Die Arbeitszufriedenheit im Tourismus hat sich dem aktuellen AK-Arbeitsklimaindex zufolge verbessert. Die Sonderauswertung für den Tourismus ergab im Vergleich mit dem Gesamtergebnis der anderen Branchen eine Verbesserung um 2 auf aktuell 103 Punkte.

Damit liege der Tourismus "nur mehr knapp unter dem Durchschnitt von 107 Punkten". Vor allem die Bewertung der allgemeinen Lebenszufriedenheit, der Betriebszufriedenheit und des Einkommens habe sich verbessert. In den Kategorien "Physische Belastungen" und "Psychischer Stress" habe der Tourismus sogar um 1 bis 3 Punkte besser abgeschnitten als alle anderen Branchen (Gewerbe, Handel, Industrie, Banken und Beamte).

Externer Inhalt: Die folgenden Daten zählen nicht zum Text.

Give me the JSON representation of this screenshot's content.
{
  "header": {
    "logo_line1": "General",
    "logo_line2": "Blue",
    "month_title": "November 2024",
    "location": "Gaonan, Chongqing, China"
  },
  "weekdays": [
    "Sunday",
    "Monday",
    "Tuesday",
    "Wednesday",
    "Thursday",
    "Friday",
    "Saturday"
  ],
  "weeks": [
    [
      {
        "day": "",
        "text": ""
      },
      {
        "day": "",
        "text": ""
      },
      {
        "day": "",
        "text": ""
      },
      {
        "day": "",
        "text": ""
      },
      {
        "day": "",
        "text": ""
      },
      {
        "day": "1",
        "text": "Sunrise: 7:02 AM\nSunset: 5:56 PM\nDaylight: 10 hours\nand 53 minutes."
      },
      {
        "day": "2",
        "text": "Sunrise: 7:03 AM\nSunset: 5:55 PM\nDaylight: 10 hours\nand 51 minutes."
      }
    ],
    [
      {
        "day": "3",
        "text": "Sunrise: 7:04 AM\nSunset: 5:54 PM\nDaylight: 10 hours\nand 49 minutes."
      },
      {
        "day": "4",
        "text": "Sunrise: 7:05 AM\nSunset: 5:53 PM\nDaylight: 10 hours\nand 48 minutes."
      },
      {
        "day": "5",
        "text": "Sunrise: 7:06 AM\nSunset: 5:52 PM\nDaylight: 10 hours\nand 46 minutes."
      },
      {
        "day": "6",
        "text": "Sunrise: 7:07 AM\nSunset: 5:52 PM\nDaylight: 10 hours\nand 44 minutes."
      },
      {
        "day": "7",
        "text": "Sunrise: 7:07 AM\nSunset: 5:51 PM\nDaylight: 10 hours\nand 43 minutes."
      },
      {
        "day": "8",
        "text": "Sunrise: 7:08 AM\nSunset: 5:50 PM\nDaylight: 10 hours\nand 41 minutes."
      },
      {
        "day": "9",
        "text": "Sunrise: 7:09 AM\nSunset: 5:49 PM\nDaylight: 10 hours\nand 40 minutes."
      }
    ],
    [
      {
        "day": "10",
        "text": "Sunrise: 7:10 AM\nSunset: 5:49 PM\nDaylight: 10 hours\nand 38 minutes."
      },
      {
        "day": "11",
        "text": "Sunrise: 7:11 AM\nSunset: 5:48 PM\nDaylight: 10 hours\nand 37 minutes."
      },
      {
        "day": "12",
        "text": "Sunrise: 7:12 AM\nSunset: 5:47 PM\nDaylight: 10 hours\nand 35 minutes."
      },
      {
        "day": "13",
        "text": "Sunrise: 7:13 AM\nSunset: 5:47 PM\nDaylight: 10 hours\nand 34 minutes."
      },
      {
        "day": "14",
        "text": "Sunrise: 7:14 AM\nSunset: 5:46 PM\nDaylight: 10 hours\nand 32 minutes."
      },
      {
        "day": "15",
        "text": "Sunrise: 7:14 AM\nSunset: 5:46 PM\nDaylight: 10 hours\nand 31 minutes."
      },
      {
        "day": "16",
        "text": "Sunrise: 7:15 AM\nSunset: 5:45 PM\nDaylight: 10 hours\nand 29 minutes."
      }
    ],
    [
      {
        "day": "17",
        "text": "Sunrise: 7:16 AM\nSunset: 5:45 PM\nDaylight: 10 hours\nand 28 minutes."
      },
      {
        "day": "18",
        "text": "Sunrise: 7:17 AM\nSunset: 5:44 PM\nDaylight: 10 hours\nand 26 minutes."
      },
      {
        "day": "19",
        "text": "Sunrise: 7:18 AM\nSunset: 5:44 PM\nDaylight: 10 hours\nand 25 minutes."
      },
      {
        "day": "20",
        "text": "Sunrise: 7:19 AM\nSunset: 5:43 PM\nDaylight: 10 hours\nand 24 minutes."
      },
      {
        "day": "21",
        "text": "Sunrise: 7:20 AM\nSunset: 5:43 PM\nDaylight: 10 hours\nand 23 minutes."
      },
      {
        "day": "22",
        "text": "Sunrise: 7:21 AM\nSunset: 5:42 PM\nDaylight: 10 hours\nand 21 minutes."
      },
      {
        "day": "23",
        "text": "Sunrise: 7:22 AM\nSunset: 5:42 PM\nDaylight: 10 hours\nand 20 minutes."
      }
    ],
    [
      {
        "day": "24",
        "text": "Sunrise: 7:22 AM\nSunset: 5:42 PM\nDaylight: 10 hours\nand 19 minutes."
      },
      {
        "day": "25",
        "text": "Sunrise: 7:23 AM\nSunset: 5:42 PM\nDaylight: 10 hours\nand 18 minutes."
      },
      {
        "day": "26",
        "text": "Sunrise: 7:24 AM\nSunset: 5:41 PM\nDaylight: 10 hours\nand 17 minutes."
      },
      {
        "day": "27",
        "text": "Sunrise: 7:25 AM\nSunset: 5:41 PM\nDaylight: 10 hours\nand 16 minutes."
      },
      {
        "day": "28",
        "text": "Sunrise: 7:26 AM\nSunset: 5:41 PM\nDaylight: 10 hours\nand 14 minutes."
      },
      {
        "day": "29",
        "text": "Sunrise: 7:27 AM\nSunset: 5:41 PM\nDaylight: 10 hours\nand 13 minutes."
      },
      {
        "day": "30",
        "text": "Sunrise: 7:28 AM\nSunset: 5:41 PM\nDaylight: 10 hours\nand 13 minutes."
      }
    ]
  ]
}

Der große Rückgang in der Zufriedenheit im Bereich "Arbeitsmarktchancen" ist laut der Obfrau der Bundessparte Tourismus und Freizeitwirtschaft "leider nachvollziehbar". Doch der Jobmotor in der Branche laufe auf einer sehr hohen Drehzahl auf Touren: Obwohl das Wetter in diesem Sommer nicht immer heiter war, ist die Beschäftigung im Hotel- und Gastgewerbe im Juli 2014 im Vergleich zum Vorjahresmonat sogar um rund 1,1 Prozent oder rund 2.400 Beschäftigte gestiegen (216.420 auf 218.818 Mitarbeiter).

Bezahlung hinkt nach

Unzufriedener als in anderen Branchen sind die Arbeitnehmer im Tourismus dem Arbeitsklimaindex zufolge jedenfalls mit den Arbeitszeiten und der Bezahlung. Die Bezahlung dürfe nicht nur am Mindestlohn festgemacht werden: Das Trinkgeld sei steuerfrei, die Unterkunft und die Verpflegung ebenso. In vielen Bereich werde zudem über dem Kollektivvertrag bezahlt. "Freizeit und Zeitausgleich gibt es aber genug - wir sehen uns hier auf einem guten Weg", meinte die Tourismus-Obfrau.